Datapluck: Portability Tool for Huggingface Datasets

I found myself recently whipping up notebooks just to pull Huggingface datasets locally, annotate or operate changes and update them again. And while Huggingface uses open formats, I found the official toolchain relatively low-level and not adapted to quick operations such as what I am doing. This happened often enough that I made a cli tool out of it, which I've been using successfully for the last few months.

To this regard I'm happy to announce that I released `datapluck`, a tool to export (download) datasets from Huggingface into CSV, TSV, JSON, JSONL, Parquet, Google Sheets and SQLite (SQLite is super cool!). It also allows to import (upload) from any of these formats back into Huggingface. It's perfect for portability of your Huggingface datasets across different media.

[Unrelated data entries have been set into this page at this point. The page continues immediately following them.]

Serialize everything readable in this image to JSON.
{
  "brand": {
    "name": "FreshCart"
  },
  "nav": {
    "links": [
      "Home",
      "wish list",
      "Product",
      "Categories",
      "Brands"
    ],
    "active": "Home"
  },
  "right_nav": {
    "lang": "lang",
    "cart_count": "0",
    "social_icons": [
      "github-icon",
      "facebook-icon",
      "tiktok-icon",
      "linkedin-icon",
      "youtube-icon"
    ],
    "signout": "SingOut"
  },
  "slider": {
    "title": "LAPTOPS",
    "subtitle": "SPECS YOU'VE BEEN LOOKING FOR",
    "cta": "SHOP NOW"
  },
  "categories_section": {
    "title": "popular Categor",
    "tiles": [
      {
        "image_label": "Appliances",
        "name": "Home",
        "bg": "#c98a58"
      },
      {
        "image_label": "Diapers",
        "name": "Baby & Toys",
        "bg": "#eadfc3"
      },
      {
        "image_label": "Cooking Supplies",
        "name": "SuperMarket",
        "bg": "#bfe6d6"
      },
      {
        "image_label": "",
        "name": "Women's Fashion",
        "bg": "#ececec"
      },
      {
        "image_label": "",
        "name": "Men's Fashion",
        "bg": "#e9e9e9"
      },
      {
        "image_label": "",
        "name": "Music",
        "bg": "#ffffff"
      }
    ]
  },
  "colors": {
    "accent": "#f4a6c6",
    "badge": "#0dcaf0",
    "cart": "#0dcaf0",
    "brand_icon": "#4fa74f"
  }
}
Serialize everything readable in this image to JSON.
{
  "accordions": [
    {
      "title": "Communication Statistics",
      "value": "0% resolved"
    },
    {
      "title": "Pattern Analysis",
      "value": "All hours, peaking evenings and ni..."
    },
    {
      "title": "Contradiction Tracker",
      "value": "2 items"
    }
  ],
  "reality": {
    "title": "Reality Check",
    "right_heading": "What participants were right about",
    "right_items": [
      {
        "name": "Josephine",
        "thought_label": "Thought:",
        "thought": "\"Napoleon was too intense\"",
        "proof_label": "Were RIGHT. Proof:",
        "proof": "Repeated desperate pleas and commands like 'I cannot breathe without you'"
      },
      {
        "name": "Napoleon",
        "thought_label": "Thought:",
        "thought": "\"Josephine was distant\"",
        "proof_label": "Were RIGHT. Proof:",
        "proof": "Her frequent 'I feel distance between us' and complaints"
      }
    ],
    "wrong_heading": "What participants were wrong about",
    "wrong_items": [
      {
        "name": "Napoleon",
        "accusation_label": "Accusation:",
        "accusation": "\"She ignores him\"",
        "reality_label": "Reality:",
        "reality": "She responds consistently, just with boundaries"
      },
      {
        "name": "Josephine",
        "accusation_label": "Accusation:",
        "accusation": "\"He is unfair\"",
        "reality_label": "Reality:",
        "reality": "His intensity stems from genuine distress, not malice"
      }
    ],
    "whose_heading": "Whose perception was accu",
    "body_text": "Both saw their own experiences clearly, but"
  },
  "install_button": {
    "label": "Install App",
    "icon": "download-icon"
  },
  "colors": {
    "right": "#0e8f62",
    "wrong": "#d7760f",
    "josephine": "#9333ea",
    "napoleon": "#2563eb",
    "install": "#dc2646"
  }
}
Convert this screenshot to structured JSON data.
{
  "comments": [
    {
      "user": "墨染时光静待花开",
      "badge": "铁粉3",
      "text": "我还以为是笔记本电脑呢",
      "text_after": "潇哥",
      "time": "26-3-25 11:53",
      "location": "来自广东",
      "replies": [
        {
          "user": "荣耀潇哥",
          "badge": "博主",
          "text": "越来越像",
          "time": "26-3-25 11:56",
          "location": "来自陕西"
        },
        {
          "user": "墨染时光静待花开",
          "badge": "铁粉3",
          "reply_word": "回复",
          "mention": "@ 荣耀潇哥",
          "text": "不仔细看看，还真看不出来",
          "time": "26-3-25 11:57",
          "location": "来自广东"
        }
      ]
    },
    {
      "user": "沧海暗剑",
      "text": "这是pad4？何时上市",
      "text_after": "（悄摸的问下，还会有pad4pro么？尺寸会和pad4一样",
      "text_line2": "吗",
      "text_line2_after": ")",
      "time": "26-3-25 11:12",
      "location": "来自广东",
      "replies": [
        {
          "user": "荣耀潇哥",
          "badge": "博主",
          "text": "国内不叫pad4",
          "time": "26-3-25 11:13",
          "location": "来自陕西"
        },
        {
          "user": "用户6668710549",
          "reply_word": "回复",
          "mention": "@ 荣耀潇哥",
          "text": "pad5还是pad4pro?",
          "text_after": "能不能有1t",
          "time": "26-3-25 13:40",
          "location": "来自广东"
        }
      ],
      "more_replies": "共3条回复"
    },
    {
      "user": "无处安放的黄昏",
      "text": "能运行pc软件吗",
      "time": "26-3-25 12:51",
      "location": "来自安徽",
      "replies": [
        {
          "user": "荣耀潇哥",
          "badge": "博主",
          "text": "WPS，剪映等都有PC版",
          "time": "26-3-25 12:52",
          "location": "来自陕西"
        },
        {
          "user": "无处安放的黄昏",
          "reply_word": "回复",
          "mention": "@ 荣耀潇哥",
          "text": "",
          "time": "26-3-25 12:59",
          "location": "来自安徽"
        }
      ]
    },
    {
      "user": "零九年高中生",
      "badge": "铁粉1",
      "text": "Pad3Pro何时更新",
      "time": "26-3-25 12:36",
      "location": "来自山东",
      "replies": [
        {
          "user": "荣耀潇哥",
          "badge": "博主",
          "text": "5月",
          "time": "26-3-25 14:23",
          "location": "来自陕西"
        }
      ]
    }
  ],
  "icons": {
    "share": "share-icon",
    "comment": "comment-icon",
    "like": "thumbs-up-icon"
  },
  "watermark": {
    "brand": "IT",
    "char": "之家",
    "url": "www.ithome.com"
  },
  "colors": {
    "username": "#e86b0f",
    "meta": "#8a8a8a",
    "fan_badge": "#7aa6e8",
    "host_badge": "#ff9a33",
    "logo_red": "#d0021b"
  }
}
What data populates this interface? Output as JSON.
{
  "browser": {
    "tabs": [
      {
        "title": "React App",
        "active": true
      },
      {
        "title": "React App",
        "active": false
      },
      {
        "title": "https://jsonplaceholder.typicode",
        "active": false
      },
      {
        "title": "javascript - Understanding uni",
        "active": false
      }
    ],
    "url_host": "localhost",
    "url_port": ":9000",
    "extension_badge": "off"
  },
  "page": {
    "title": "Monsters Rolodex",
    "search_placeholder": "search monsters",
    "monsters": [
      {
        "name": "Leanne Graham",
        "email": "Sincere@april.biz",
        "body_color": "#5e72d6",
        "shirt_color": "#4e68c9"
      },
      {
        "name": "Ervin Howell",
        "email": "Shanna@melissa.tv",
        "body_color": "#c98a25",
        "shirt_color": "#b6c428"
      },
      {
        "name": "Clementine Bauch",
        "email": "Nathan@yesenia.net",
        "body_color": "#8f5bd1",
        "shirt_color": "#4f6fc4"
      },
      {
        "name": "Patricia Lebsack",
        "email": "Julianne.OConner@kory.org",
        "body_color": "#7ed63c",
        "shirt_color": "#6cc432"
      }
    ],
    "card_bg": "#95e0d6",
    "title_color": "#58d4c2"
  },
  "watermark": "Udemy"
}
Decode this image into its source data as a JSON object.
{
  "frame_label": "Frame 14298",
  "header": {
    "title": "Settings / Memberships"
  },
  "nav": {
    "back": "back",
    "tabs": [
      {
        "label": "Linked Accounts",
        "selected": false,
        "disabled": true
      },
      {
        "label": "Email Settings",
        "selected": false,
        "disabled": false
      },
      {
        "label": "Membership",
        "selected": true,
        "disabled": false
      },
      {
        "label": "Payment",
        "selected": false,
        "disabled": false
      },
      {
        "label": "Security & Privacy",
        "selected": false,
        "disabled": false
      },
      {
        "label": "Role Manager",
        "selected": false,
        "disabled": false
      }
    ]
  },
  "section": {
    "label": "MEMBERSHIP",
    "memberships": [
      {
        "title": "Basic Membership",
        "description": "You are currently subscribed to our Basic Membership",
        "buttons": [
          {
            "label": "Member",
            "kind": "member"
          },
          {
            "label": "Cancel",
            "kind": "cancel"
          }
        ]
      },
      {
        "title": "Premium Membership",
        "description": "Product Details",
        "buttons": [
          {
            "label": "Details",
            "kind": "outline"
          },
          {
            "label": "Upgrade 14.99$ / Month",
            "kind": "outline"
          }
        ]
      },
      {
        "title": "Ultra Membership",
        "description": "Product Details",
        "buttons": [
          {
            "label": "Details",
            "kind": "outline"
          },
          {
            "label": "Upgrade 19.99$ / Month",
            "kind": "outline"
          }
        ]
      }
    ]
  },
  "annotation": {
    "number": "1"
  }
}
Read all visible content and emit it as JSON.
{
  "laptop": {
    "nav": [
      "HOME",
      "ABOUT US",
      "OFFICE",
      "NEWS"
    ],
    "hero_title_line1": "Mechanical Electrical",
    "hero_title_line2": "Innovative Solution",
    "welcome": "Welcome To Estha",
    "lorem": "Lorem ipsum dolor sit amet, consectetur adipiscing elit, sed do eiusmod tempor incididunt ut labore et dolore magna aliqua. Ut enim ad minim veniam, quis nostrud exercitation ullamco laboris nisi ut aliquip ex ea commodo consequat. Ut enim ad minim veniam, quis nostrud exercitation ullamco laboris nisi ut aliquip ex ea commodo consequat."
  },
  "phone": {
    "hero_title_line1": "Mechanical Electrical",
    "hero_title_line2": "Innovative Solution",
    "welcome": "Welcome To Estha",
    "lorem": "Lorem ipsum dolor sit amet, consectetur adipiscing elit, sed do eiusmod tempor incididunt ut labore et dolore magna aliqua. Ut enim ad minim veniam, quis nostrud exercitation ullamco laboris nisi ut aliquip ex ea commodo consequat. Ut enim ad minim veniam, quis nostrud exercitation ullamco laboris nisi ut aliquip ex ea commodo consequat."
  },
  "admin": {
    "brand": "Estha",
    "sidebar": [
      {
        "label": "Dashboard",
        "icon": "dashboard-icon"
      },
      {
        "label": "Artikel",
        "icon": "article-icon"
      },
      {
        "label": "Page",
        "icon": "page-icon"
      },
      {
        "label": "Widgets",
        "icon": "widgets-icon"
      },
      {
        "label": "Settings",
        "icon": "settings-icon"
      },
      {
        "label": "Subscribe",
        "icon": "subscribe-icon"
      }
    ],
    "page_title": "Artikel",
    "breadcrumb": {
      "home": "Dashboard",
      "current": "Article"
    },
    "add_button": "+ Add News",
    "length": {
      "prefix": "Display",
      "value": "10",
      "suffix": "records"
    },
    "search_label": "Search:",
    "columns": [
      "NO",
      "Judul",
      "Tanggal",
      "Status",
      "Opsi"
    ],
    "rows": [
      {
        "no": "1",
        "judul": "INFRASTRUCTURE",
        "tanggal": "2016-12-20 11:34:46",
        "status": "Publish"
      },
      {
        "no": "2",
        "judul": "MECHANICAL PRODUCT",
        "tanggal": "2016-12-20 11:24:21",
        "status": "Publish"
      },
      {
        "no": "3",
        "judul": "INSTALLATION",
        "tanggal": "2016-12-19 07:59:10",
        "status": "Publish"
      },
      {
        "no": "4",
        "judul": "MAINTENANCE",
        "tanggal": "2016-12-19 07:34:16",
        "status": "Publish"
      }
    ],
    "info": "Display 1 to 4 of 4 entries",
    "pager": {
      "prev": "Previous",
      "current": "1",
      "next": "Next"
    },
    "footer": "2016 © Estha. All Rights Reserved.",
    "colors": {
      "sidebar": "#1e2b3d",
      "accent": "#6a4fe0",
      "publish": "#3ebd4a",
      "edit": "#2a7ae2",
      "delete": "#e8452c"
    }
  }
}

It's as simple as these commands:

# Install datapluck
pip install datapluck

# Export a dataset to csv
datapluck export team/dataset --format csv --output_file data.csv

# Import data to your account
datapluck import user/new-or-existing-dataset --input_file data.csv --format csv --private

The idea behind is to make data wrangling and annotation workflows much easier, as well as automated dataset updates from the command line, quite ideal for CI/CD scenarios. As a bonus, `datapluck`is also a package that exposes two functions `export_dataset` and `import_dataset` to be used in programmatic settings.

I plan to open-source the code under a permissive license when I get around to it and will update here accordingly (speaking of which, feel free to use monitoro to track this post!).